In Searles v. Economical Insurance, Justice Pierre Roger heard an application for a declaration that Economical is required to reimburse them for their legal costs and for the amounts they paid to settle their action. The principal issue was whether relief from forfeiture should be granted to the applicants. Relief from forfeiture is an equitable remedy that is sometimes rooted in statute as well. The court has the power to excuse a party from the application of forfeiture which would otherwise operate against that party as a result of their failure to perform a covenant or a condition in a contract (such as breaching an insurance policy), or when a mistake has been made. In the insurance context, relief from forfeiture is set out in s.129 of the Insurance Act.
The applicants had a home insurance policy (the Policy) with Economical in effect at the time in question. They sold their home in 2011 and were sued by the purchasers over defective renovations. The action started in 2013 and instead of advising Economical of the existence of the claim against them, the applicants decided to defend their action personally. They did not provide notice of the action to Economical until 2020 – seven years after the action had started.
Economical took an off-coverage position on the basis that the delay breached the Policy. Economical also told the applicants that they would have been entitled to a defence and may have been entitled to indemnity if prompt notice of the action had been provided. The applicants ended up settling their action in 2021 for a full and final settlement in the amount of $47,500.00. They also incurred approximately $100,000.00 in legal costs in defending the claim brought against them. The applicants contend that they learned that their policy of insurance with Economical might have included coverage for this claim in 2020.
Justice Roger analyzed the Policy’s provisions concerning Economical’s right and duty to defend an action alleging a claim that comes within the coverage:
Coverage in the policy is also subject to the following limitation:
Notice of Accident or Occurrence: When an accident or occurrence takes place, you must promptly give us notice (in writing if required). The notice must include:
1. your name and policy number;
2. the time, place, and circumstances of the accident;
3. the names and addresses of witnesses and potential claimants.
Cooperation: You are required to:
1. help us obtain witnesses, information and evidence about the accident and cooperate with us in any legal action if we ask you;
2. Immediately send us everything received in writing concerning the claim including legal documents.

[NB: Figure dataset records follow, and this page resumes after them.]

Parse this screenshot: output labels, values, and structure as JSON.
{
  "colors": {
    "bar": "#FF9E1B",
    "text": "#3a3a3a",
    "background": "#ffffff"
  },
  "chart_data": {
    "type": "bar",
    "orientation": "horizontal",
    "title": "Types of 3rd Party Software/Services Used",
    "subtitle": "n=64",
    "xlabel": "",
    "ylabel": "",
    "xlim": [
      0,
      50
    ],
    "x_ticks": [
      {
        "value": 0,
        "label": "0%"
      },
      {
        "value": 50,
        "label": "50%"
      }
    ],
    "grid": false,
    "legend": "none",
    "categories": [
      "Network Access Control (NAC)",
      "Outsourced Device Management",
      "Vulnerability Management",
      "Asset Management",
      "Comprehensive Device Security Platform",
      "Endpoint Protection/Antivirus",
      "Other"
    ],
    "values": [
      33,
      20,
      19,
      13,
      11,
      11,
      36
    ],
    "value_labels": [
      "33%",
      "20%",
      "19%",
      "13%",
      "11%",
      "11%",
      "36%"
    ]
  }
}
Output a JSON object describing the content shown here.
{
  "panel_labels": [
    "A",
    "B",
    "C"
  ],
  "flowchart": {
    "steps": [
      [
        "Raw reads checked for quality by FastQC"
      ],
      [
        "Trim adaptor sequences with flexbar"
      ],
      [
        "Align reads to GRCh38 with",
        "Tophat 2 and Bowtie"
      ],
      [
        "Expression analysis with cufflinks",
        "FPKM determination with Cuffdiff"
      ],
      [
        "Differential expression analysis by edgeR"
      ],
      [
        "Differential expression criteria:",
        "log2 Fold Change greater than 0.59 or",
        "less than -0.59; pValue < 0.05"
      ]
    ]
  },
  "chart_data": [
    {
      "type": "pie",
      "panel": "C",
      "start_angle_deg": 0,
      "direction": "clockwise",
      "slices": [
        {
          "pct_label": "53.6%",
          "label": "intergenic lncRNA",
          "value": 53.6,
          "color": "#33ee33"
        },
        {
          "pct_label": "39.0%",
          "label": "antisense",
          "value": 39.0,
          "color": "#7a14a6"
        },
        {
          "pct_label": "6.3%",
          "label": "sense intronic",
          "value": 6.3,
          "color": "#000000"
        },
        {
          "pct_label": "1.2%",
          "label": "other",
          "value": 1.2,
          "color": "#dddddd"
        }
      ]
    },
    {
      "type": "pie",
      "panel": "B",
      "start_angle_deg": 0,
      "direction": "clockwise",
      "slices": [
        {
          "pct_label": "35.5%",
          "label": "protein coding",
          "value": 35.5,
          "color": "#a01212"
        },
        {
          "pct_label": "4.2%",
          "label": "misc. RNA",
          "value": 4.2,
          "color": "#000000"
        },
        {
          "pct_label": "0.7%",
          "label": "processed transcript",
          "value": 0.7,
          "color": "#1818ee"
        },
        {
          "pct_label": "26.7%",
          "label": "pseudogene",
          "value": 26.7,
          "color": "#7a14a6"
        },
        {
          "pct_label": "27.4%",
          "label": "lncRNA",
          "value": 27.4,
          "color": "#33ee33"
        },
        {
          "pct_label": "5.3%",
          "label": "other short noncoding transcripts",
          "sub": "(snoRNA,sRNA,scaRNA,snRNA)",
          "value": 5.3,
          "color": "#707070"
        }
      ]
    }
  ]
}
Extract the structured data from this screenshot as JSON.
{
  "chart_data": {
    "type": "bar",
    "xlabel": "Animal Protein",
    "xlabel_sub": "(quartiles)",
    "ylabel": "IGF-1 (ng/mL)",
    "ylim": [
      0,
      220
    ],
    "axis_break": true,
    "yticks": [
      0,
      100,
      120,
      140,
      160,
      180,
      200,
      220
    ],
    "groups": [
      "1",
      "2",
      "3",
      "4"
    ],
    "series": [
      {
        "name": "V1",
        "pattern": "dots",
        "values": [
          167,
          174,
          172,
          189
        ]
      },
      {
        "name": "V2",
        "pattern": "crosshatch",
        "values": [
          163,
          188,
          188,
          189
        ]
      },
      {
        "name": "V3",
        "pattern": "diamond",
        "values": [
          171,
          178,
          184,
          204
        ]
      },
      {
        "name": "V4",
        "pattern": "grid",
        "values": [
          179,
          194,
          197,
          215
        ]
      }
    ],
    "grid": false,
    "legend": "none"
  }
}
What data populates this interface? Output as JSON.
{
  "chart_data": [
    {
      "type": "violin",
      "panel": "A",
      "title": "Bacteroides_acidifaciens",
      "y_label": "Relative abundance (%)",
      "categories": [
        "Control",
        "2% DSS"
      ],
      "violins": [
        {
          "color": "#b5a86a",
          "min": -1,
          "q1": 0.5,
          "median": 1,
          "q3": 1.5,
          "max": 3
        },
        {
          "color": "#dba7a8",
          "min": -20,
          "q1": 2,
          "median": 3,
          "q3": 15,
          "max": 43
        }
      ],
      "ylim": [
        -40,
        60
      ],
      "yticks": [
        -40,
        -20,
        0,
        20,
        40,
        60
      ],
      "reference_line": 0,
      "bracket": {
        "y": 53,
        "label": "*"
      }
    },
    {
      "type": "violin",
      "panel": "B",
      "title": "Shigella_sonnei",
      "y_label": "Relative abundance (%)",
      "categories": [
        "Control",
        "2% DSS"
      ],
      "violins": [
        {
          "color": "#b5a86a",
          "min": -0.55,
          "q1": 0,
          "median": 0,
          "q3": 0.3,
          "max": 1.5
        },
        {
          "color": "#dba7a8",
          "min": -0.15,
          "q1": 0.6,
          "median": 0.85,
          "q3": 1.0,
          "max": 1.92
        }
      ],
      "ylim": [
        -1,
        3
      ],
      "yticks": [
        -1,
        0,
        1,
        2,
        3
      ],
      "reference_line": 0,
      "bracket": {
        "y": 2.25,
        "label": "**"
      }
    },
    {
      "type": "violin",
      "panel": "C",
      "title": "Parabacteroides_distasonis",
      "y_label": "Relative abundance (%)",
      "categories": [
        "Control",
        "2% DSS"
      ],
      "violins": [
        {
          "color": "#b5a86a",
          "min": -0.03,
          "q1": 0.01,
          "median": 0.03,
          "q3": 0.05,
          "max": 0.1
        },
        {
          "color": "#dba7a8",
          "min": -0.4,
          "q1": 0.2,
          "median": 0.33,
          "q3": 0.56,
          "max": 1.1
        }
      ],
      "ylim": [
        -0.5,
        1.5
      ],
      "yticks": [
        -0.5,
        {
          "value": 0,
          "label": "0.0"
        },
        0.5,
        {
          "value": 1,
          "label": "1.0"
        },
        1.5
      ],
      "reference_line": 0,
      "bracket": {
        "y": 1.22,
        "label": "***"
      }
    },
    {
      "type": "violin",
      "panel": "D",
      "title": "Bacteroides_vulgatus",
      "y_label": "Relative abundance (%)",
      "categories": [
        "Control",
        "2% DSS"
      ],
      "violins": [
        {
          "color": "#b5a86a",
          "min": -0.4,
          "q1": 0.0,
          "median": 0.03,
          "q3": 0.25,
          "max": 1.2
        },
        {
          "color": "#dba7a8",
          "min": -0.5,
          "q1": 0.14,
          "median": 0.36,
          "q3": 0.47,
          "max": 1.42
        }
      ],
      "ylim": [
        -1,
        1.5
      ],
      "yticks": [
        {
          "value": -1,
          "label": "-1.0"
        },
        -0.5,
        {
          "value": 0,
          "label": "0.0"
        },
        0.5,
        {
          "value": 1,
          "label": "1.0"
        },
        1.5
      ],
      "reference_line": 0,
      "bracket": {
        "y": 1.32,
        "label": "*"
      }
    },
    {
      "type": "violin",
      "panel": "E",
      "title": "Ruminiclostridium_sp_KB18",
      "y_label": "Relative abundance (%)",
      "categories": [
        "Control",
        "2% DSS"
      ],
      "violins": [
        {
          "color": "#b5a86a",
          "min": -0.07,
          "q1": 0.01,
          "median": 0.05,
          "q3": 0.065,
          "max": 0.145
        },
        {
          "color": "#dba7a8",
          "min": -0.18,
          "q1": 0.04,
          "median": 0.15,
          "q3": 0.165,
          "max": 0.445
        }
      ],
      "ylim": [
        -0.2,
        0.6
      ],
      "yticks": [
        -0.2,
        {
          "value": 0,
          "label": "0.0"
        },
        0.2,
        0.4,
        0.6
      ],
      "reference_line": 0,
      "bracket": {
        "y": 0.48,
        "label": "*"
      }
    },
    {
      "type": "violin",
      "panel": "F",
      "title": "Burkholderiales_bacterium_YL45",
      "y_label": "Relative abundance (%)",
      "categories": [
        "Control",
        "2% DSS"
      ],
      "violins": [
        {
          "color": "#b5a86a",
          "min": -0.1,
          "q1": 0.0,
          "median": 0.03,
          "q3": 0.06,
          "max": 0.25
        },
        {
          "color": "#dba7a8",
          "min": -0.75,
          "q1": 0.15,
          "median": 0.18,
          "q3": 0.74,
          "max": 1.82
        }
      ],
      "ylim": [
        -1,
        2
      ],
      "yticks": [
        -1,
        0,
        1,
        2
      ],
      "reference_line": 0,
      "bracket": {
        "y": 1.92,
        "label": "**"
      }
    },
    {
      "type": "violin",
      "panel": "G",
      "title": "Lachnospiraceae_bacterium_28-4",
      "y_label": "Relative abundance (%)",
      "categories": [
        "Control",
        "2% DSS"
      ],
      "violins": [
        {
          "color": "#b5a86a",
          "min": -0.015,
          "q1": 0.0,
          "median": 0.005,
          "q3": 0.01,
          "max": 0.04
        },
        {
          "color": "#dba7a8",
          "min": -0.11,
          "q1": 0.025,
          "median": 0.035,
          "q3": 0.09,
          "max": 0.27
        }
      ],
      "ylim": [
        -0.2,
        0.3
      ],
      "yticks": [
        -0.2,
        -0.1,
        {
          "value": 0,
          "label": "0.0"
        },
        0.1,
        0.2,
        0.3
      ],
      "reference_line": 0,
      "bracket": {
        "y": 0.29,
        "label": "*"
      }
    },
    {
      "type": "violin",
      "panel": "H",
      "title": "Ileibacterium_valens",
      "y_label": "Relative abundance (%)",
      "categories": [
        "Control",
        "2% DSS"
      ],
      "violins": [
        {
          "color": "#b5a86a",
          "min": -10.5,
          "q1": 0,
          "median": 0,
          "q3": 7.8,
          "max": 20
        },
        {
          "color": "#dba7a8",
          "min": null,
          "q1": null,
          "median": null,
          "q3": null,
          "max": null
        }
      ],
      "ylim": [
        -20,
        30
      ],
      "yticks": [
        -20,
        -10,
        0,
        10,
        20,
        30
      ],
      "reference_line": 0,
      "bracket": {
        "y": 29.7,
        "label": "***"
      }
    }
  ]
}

Unauthorized Settlements – Coverage E: You shall not, except at your cost, voluntarily make any payment, assume any obligations or incur expenses, other than first aid expenses necessary at the time of the accident.
Justice Roger considered the fact that such provisions were intended to be just protections for the insurer and not to be breached with impunity. He also analyzed the definition of “promptly” and, by reference to case law concerning a similar situation that considered whether the breach of such a condition was successfully alleged (Monk v. Farmers’ Mutual Insurance Company (Lindsay), 2019 ONCA 616), determined that the applicants had failed to give not only prompt notice but to cooperate, as was required under the Policy.
A breach was thus established, allowing Justice Roger to consider whether relief from forfeiture ought to be granted. Justice Roger made a number of other determinations that Insurers ought to take note of:
1. Relief from Forfeiture is applicable to pre-tender defence costs (i.e., costs incurred by an insured prior to them tendering the claim to their insurer) even where there is a breach of said policy since the entire point of Relief from Forfeiture is to protect against imperfect compliance with a statute or contract;
2. Taken from case law, in exercising a court’s discretion to allow Relief from Forfeiture they consider three factors, with the onus on the insured to prove it should be granted:
a. The conduct of the insured (whether it was reasonable, etc)
b. The gravity of the breach (the impact on the insurer’s contractual rights and any resultant prejudice, etc,) and;
c. The disparity between the value of the property forfeited and the damage caused by the breach.
While the applicants proved their conduct was reasonable, they failed to prove that the breach was not grave. Relevant considerations included that Economical was deprived of its right to select counsel for all steps in the litigation and investigate the loss. Furthermore, the home in question was sold off to a third party complicating a future inspection and already likely repaired in the seven years making any future inspection unhelpful and a co-defendant real estate agent had been released. With the third factor, the applicants could not provide evidence that the legal costs and indemnity were not aggravated by the late notice. Essentially, though they could show what the action had cost them, they could not show that this amount was not significantly greater than what it would have cost Economical to step in had compliance been made to the policy requirements.
In summary, in the event of a potentially insurable loss, insureds should seek to advise their insurer as soon as possible lest they risk being found in breach of policy. Relief from forfeiture might be available to an insured for losses arising from a breach of an insurance contract but the insured will have to be able to justify the basis for the breach and demonstrate that the insurer is not unduly prejudiced by the granting of relief from forfeiture. While having insurance is wise, making sure that availing oneself of it in the way intended by the policy is the smartest way to ensure coverage will be granted.